The Philippines should aspire to become the first country in Asia to sell sovereign carbon credits, House Committee on Ways and Means Chairman Joey Sarte Salceda said on Friday.
Salceda said the Philippines’s entry into the sovereign carbon credit market under the 2015 Paris Agreement could be a “key accomplishment” of the Marcos administration, as “the law and the incentives are already in place for making it work” and “we should aim to be the first country in Asia, and perhaps the world, to sell sovereign carbon credits.”
He made the remarks during the signing of a Memorandum of Understanding (MOU) between the Climate Change Commission, Maharlika Carbon Technologies, LLC, and LMC Consultancy (Luntian) as the private partner. Under the MOU, the company will assist the Philippine government in setting up the registry which will link to the United Nations Framework Convention on Climate Change (UNFCCC). The MOU was signed Friday.
The set up will allow the Philippines to participate in the trading of Certified Emissions Reductions (CER), more commonly known as voluntary carbon credits, and Internationally Transferred Mitigation Outcomes (ITMOs) between countries, which includes “sovereign carbon credits.”
“In short, it sets up the foundation for us to be in the market. There is a race among developing countries to be the first to sell sovereign carbon credits in the global market, and the Philippines should be in that race. That will be a key PBBM accomplishment, if ever,” Salceda said.

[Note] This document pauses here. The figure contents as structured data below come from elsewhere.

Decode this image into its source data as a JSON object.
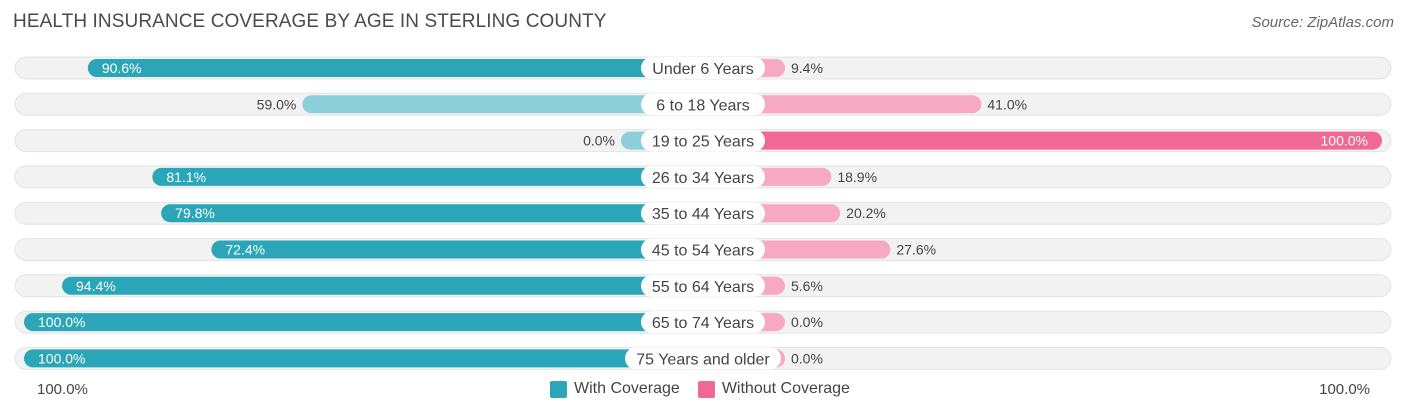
{
  "header": {
    "title": "HEALTH INSURANCE COVERAGE BY AGE IN STERLING COUNTY",
    "source": "Source: ZipAtlas.com"
  },
  "axis": {
    "left_label": "100.0%",
    "right_label": "100.0%"
  },
  "legend": {
    "with_label": "With Coverage",
    "without_label": "Without Coverage"
  },
  "colors": {
    "with_strong": "#2aa6b8",
    "with_light": "#8ccfda",
    "without_strong": "#f06894",
    "without_light": "#f7a8c2",
    "track": "#f2f2f2"
  },
  "chart_data": {
    "type": "bar",
    "orientation": "horizontal-diverging",
    "title": "HEALTH INSURANCE COVERAGE BY AGE IN STERLING COUNTY",
    "categories": [
      "Under 6 Years",
      "6 to 18 Years",
      "19 to 25 Years",
      "26 to 34 Years",
      "35 to 44 Years",
      "45 to 54 Years",
      "55 to 64 Years",
      "65 to 74 Years",
      "75 Years and older"
    ],
    "series": [
      {
        "name": "With Coverage",
        "values": [
          90.6,
          59.0,
          0.0,
          81.1,
          79.8,
          72.4,
          94.4,
          100.0,
          100.0
        ],
        "labels": [
          "90.6%",
          "59.0%",
          "0.0%",
          "81.1%",
          "79.8%",
          "72.4%",
          "94.4%",
          "100.0%",
          "100.0%"
        ]
      },
      {
        "name": "Without Coverage",
        "values": [
          9.4,
          41.0,
          100.0,
          18.9,
          20.2,
          27.6,
          5.6,
          0.0,
          0.0
        ],
        "labels": [
          "9.4%",
          "41.0%",
          "100.0%",
          "18.9%",
          "20.2%",
          "27.6%",
          "5.6%",
          "0.0%",
          "0.0%"
        ]
      }
    ],
    "xlim": [
      -100,
      100
    ],
    "legend_position": "bottom-center"
  }
}
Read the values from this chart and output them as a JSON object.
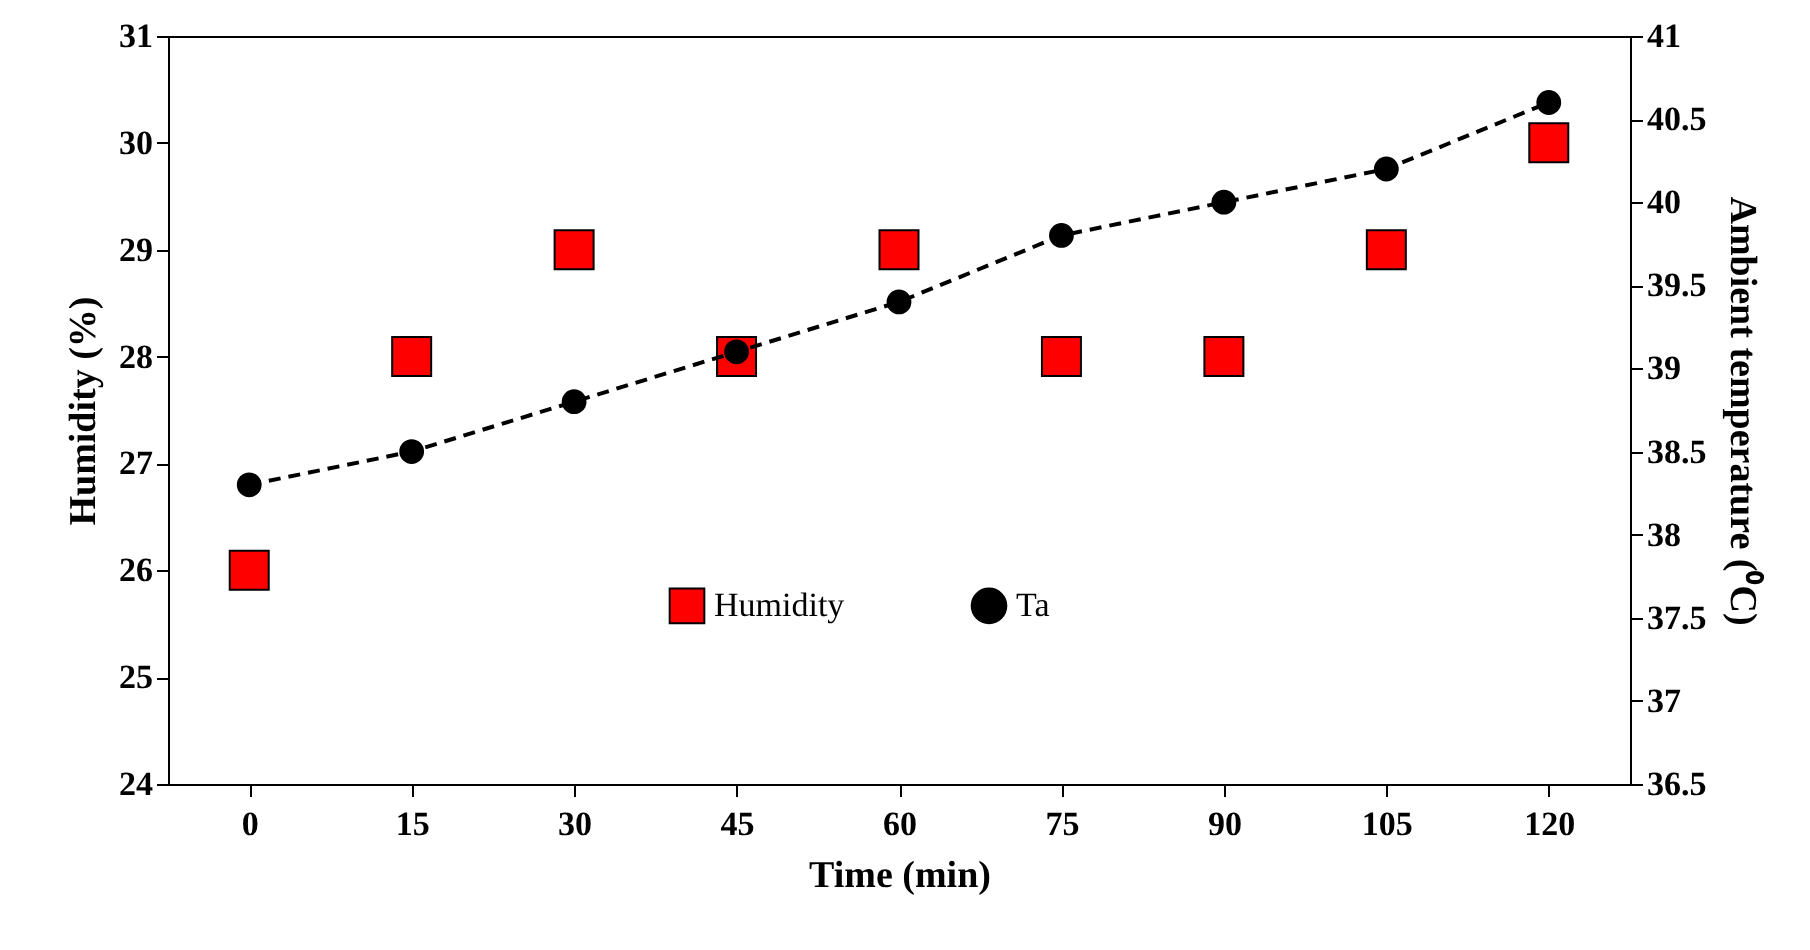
{
  "chart_data": {
    "type": "line",
    "xlabel": "Time (min)",
    "ylabel": "Humidity (%)",
    "y2label": "Ambient temperature (⁰C)",
    "categories": [
      "0",
      "15",
      "30",
      "45",
      "60",
      "75",
      "90",
      "105",
      "120"
    ],
    "ylim": [
      24,
      31
    ],
    "yticks": [
      24,
      25,
      26,
      27,
      28,
      29,
      30,
      31
    ],
    "y2lim": [
      36.5,
      41
    ],
    "y2ticks": [
      36.5,
      37,
      37.5,
      38,
      38.5,
      39,
      39.5,
      40,
      40.5,
      41
    ],
    "legend": "bottom",
    "series": [
      {
        "name": "Humidity",
        "type": "scatter",
        "marker": "square",
        "color": "#ff0000",
        "values": [
          26,
          28,
          29,
          28,
          29,
          28,
          28,
          29,
          30
        ]
      },
      {
        "name": "Ta",
        "axis": "y2",
        "marker": "circle",
        "line_style": "dashed",
        "color": "#000000",
        "values": [
          38.3,
          38.5,
          38.8,
          39.1,
          39.4,
          39.8,
          40.0,
          40.2,
          40.6
        ]
      }
    ]
  }
}
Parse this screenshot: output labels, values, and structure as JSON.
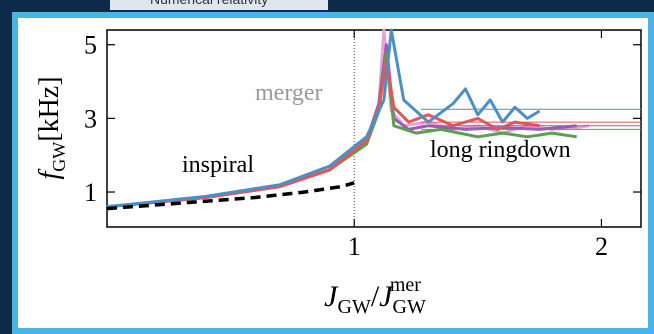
{
  "header": {
    "title": "Numerical relativity"
  },
  "chart_data": {
    "type": "line",
    "ylabel": [
      "f",
      "GW",
      "[kHz]"
    ],
    "xlabel": [
      "J",
      "GW",
      "/",
      "J",
      "GW",
      "mer"
    ],
    "annotations": [
      "merger",
      "inspiral",
      "long ringdown"
    ],
    "xlim": [
      0,
      2.16
    ],
    "ylim": [
      0.05,
      5.4
    ],
    "xticks": [
      1,
      2
    ],
    "yticks": [
      1,
      3,
      5
    ],
    "vline": 1,
    "series": [
      {
        "color": "#e8a0d8",
        "width": 3,
        "x": [
          0,
          0.4,
          0.7,
          0.9,
          1.05,
          1.1,
          1.12,
          1.15,
          1.2,
          1.3,
          1.4,
          1.5,
          1.6,
          1.7,
          1.8,
          1.9,
          1.95
        ],
        "y": [
          0.6,
          0.85,
          1.15,
          1.6,
          2.4,
          3.4,
          5.4,
          3.2,
          2.8,
          2.9,
          2.7,
          2.8,
          2.6,
          2.8,
          2.7,
          2.75,
          2.8
        ]
      },
      {
        "color": "#9b59b6",
        "width": 3,
        "x": [
          0,
          0.4,
          0.7,
          0.9,
          1.05,
          1.1,
          1.13,
          1.16,
          1.22,
          1.3,
          1.45,
          1.6,
          1.75,
          1.9
        ],
        "y": [
          0.6,
          0.85,
          1.15,
          1.6,
          2.4,
          3.4,
          5.0,
          3.0,
          2.7,
          2.8,
          2.7,
          2.75,
          2.7,
          2.8
        ]
      },
      {
        "color": "#59a14f",
        "width": 3,
        "x": [
          0,
          0.4,
          0.7,
          0.9,
          1.05,
          1.1,
          1.13,
          1.16,
          1.25,
          1.35,
          1.5,
          1.6,
          1.7,
          1.8,
          1.9
        ],
        "y": [
          0.6,
          0.85,
          1.15,
          1.6,
          2.3,
          3.2,
          4.8,
          2.8,
          2.6,
          2.7,
          2.5,
          2.6,
          2.5,
          2.6,
          2.5
        ]
      },
      {
        "color": "#e15759",
        "width": 3,
        "x": [
          0,
          0.4,
          0.7,
          0.9,
          1.05,
          1.1,
          1.13,
          1.16,
          1.22,
          1.3,
          1.4,
          1.5,
          1.58,
          1.65,
          1.75
        ],
        "y": [
          0.6,
          0.85,
          1.15,
          1.6,
          2.4,
          3.3,
          4.6,
          3.3,
          2.9,
          3.1,
          2.8,
          3.0,
          2.7,
          2.9,
          2.8
        ]
      },
      {
        "color": "#4c8fc7",
        "width": 3,
        "x": [
          0,
          0.4,
          0.7,
          0.9,
          1.05,
          1.12,
          1.15,
          1.2,
          1.3,
          1.4,
          1.45,
          1.5,
          1.55,
          1.6,
          1.65,
          1.7,
          1.75
        ],
        "y": [
          0.6,
          0.88,
          1.2,
          1.7,
          2.5,
          3.5,
          5.4,
          3.5,
          2.9,
          3.4,
          3.8,
          3.1,
          3.5,
          2.9,
          3.3,
          3.0,
          3.2
        ]
      },
      {
        "color": "#4c8fc7",
        "width": 1,
        "x": [
          1.27,
          2.16
        ],
        "y": [
          3.25,
          3.25
        ]
      },
      {
        "color": "#e15759",
        "width": 1,
        "x": [
          1.27,
          2.16
        ],
        "y": [
          2.9,
          2.9
        ]
      },
      {
        "color": "#9b59b6",
        "width": 1,
        "x": [
          1.27,
          2.16
        ],
        "y": [
          2.8,
          2.8
        ]
      },
      {
        "color": "#59a14f",
        "width": 1,
        "x": [
          1.27,
          2.16
        ],
        "y": [
          2.7,
          2.7
        ]
      },
      {
        "color": "#000000",
        "width": 3.5,
        "dash": true,
        "x": [
          0,
          0.2,
          0.4,
          0.6,
          0.8,
          0.95,
          1.0
        ],
        "y": [
          0.55,
          0.65,
          0.75,
          0.85,
          1.0,
          1.15,
          1.25
        ]
      }
    ]
  }
}
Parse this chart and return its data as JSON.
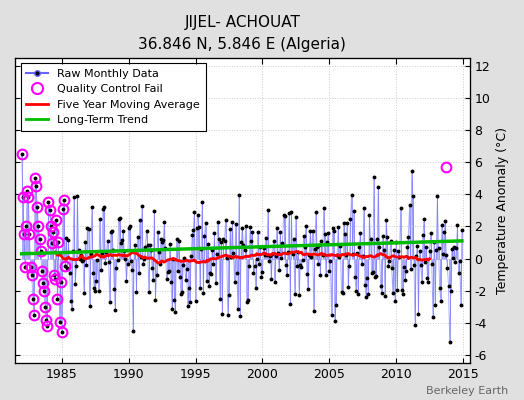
{
  "title": "JIJEL- ACHOUAT",
  "subtitle": "36.846 N, 5.846 E (Algeria)",
  "ylabel": "Temperature Anomaly (°C)",
  "watermark": "Berkeley Earth",
  "xlim": [
    1981.5,
    2015.5
  ],
  "ylim": [
    -6.5,
    12.5
  ],
  "yticks": [
    -6,
    -4,
    -2,
    0,
    2,
    4,
    6,
    8,
    10,
    12
  ],
  "bg_color": "#e0e0e0",
  "plot_bg_color": "#ffffff",
  "grid_color": "#cccccc",
  "raw_line_color": "#6666ff",
  "raw_dot_color": "#000000",
  "ma_color": "#ff0000",
  "trend_color": "#00bb00",
  "qc_color": "#ff00ff",
  "start_year": 1982,
  "end_year": 2014
}
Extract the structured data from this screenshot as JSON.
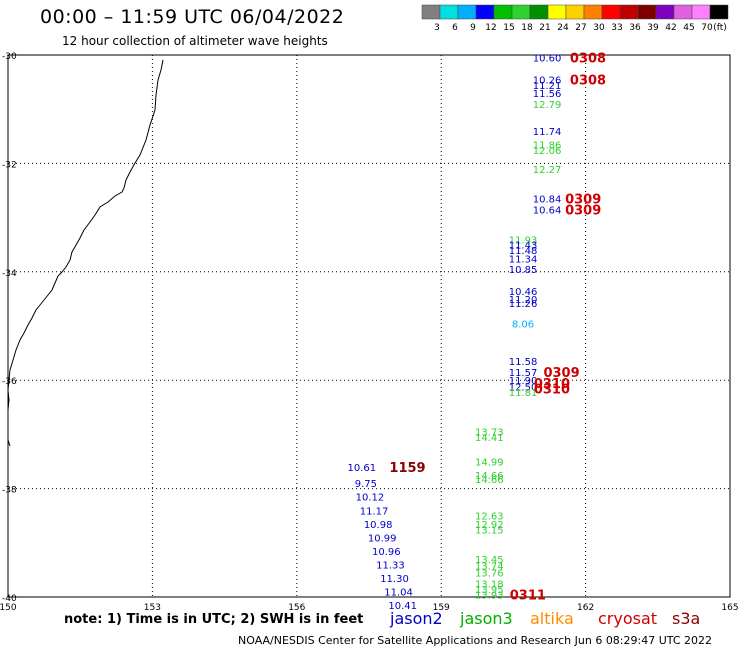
{
  "header": {
    "title": "00:00 – 11:59 UTC 06/04/2022",
    "subtitle": "12 hour collection of altimeter wave heights"
  },
  "colorbar": {
    "colors": [
      "#808080",
      "#00e0e0",
      "#00b0ff",
      "#0000ff",
      "#00c000",
      "#30d030",
      "#009000",
      "#ffff00",
      "#ffd000",
      "#ff8000",
      "#ff0000",
      "#c00000",
      "#800000",
      "#8000c0",
      "#e060e0",
      "#ff80ff",
      "#000000"
    ],
    "labels": [
      "3",
      "6",
      "9",
      "12",
      "15",
      "18",
      "21",
      "24",
      "27",
      "30",
      "33",
      "36",
      "39",
      "42",
      "45",
      "70",
      "(ft)"
    ]
  },
  "axes": {
    "lon_labels": [
      "150",
      "153",
      "156",
      "159",
      "162",
      "165"
    ],
    "lat_labels": [
      "-30",
      "-32",
      "-34",
      "-36",
      "-38",
      "-40"
    ]
  },
  "satellites": {
    "jason2": {
      "name": "jason2",
      "color": "#0000c8"
    },
    "jason3": {
      "name": "jason3",
      "color": "#00b000"
    },
    "altika": {
      "name": "altika",
      "color": "#ff8c00"
    },
    "cryosat": {
      "name": "cryosat",
      "color": "#d00000"
    },
    "s3a": {
      "name": "s3a",
      "color": "#8b0000"
    }
  },
  "footer": {
    "note": "note: 1) Time is in UTC; 2) SWH is in feet",
    "credit": "NOAA/NESDIS Center for Satellite Applications and Research   Jun  6 08:29:47 UTC 2022"
  },
  "chart_data": {
    "type": "scatter",
    "xlim": [
      150,
      165
    ],
    "ylim": [
      -40,
      -30
    ],
    "track_a_time": "0308",
    "track_a": [
      {
        "lat": -30.05,
        "v": "10.60",
        "c": "#0000c8"
      },
      {
        "lat": -30.45,
        "v": "10.26",
        "c": "#0000c8"
      },
      {
        "lat": -30.55,
        "v": "11.21",
        "c": "#0000c8"
      },
      {
        "lat": -30.7,
        "v": "11.56",
        "c": "#0000c8"
      },
      {
        "lat": -30.9,
        "v": "12.79",
        "c": "#30d030"
      },
      {
        "lat": -31.4,
        "v": "11.74",
        "c": "#0000c8"
      },
      {
        "lat": -31.65,
        "v": "11.86",
        "c": "#30d030"
      },
      {
        "lat": -31.75,
        "v": "12.06",
        "c": "#30d030"
      },
      {
        "lat": -32.1,
        "v": "12.27",
        "c": "#30d030"
      },
      {
        "lat": -32.65,
        "v": "10.84",
        "c": "#0000c8"
      },
      {
        "lat": -32.85,
        "v": "10.64",
        "c": "#0000c8"
      }
    ],
    "track_a_time2": "0309",
    "track_b": [
      {
        "lat": -33.4,
        "v": "11.93",
        "c": "#30d030"
      },
      {
        "lat": -33.5,
        "v": "11.43",
        "c": "#0000c8"
      },
      {
        "lat": -33.6,
        "v": "11.48",
        "c": "#0000c8"
      },
      {
        "lat": -33.75,
        "v": "11.34",
        "c": "#0000c8"
      },
      {
        "lat": -33.95,
        "v": "10.85",
        "c": "#0000c8"
      },
      {
        "lat": -34.35,
        "v": "10.46",
        "c": "#0000c8"
      },
      {
        "lat": -34.5,
        "v": "11.20",
        "c": "#0000c8"
      },
      {
        "lat": -34.58,
        "v": "11.26",
        "c": "#0000c8"
      },
      {
        "lat": -34.95,
        "v": "8.06",
        "c": "#00b0ff"
      },
      {
        "lat": -35.65,
        "v": "11.58",
        "c": "#0000c8"
      },
      {
        "lat": -35.85,
        "v": "11.57",
        "c": "#0000c8"
      },
      {
        "lat": -36.0,
        "v": "11.90",
        "c": "#0000c8"
      },
      {
        "lat": -36.12,
        "v": "12.50",
        "c": "#0000c8"
      },
      {
        "lat": -36.22,
        "v": "11.81",
        "c": "#30d030"
      }
    ],
    "track_b_times": [
      "0309",
      "0310",
      "0310"
    ],
    "track_c": [
      {
        "lat": -36.95,
        "v": "13.73",
        "c": "#30d030"
      },
      {
        "lat": -37.05,
        "v": "14.41",
        "c": "#30d030"
      },
      {
        "lat": -37.5,
        "v": "14.99",
        "c": "#30d030"
      },
      {
        "lat": -37.75,
        "v": "14.66",
        "c": "#30d030"
      },
      {
        "lat": -37.82,
        "v": "14.66",
        "c": "#30d030"
      },
      {
        "lat": -38.5,
        "v": "12.63",
        "c": "#30d030"
      },
      {
        "lat": -38.65,
        "v": "12.92",
        "c": "#30d030"
      },
      {
        "lat": -38.75,
        "v": "13.15",
        "c": "#30d030"
      },
      {
        "lat": -39.3,
        "v": "13.45",
        "c": "#30d030"
      },
      {
        "lat": -39.42,
        "v": "13.74",
        "c": "#30d030"
      },
      {
        "lat": -39.55,
        "v": "13.76",
        "c": "#30d030"
      },
      {
        "lat": -39.75,
        "v": "13.18",
        "c": "#30d030"
      },
      {
        "lat": -39.85,
        "v": "13.95",
        "c": "#30d030"
      },
      {
        "lat": -39.95,
        "v": "13.93",
        "c": "#30d030"
      }
    ],
    "track_c_time": "0311",
    "track_d_time": "1159",
    "track_d": [
      {
        "lat": -37.6,
        "v": "10.61",
        "c": "#0000c8"
      },
      {
        "lat": -37.9,
        "v": "9.75",
        "c": "#0000c8"
      },
      {
        "lat": -38.15,
        "v": "10.12",
        "c": "#0000c8"
      },
      {
        "lat": -38.4,
        "v": "11.17",
        "c": "#0000c8"
      },
      {
        "lat": -38.65,
        "v": "10.98",
        "c": "#0000c8"
      },
      {
        "lat": -38.9,
        "v": "10.99",
        "c": "#0000c8"
      },
      {
        "lat": -39.15,
        "v": "10.96",
        "c": "#0000c8"
      },
      {
        "lat": -39.4,
        "v": "11.33",
        "c": "#0000c8"
      },
      {
        "lat": -39.65,
        "v": "11.30",
        "c": "#0000c8"
      },
      {
        "lat": -39.9,
        "v": "11.04",
        "c": "#0000c8"
      },
      {
        "lat": -40.15,
        "v": "10.41",
        "c": "#0000c8"
      }
    ]
  }
}
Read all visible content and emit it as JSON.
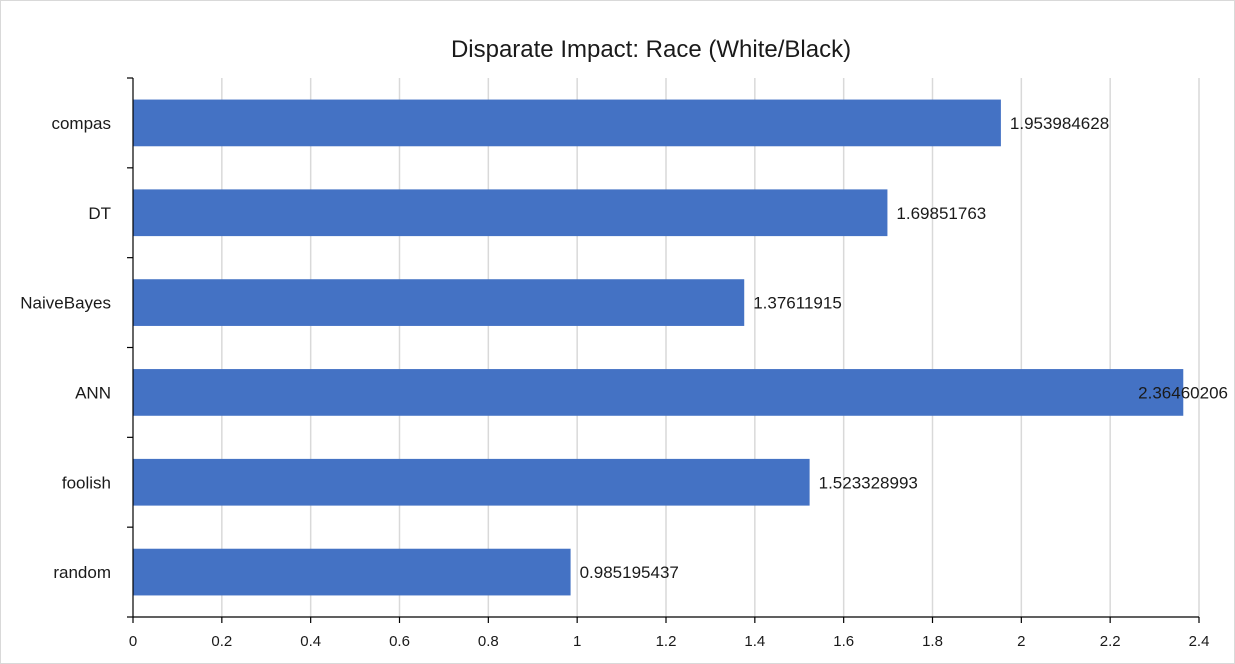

Countries and companies buy carbon credits to offset their emissions and meet their targets net emission levels.
“In recent years, there has been a push towards government-backed carbon credits, as some perceive them as more credible sources of emissions reduction,” Salceda said.
Salceda, who was co-chair of the UN-established Green Climate Fund, said that the entry into the carbon credits market could “bring in an initial $14 billion worth of benefits initially to the country, in cash and in kind like climate benign technologies, which are much needed for the Philippines shift towards sustainable socioeconomic development.”
He noted that the new Public-Private Partnership (PPP) Code “will accelerate our carbon credits efforts, because it identifies carbon credits as a sovereign asset that can be subjected to PPP arrangements.”
“That means the private sector can engage in projects and partnerships with the national government that generate and package carbon credits,” Salceda added.
The lawmaker is the principal author of the PPP Code and was chair of the technical working group that drafted the measure.
“This will be very good for us, and the tax incentives also already exist for renewable energy companies who want to work with us here.”
Salceda cited Section 15 of Republic Act No. 9513, or the Renewable Energy Law, which exempts the sale of carbon emissions credits by renewable energy developers from all taxes.
“We have not been able to maximize that provision. That is why I will be working with the PPP Center, the CCC, and the DOE so that we can come up with joint guidelines on how the private sector and the government can work together on this,” Salceda said.
Salceda hopes that such initiatives “will build financing for our clean energy transition.”
“President Marcos set the tone early on in his term that he will be a Green President. Making the Philippines a pioneer in carbon credits will be a key accomplishment. It will also provide much needed financial resources for our development,” he said.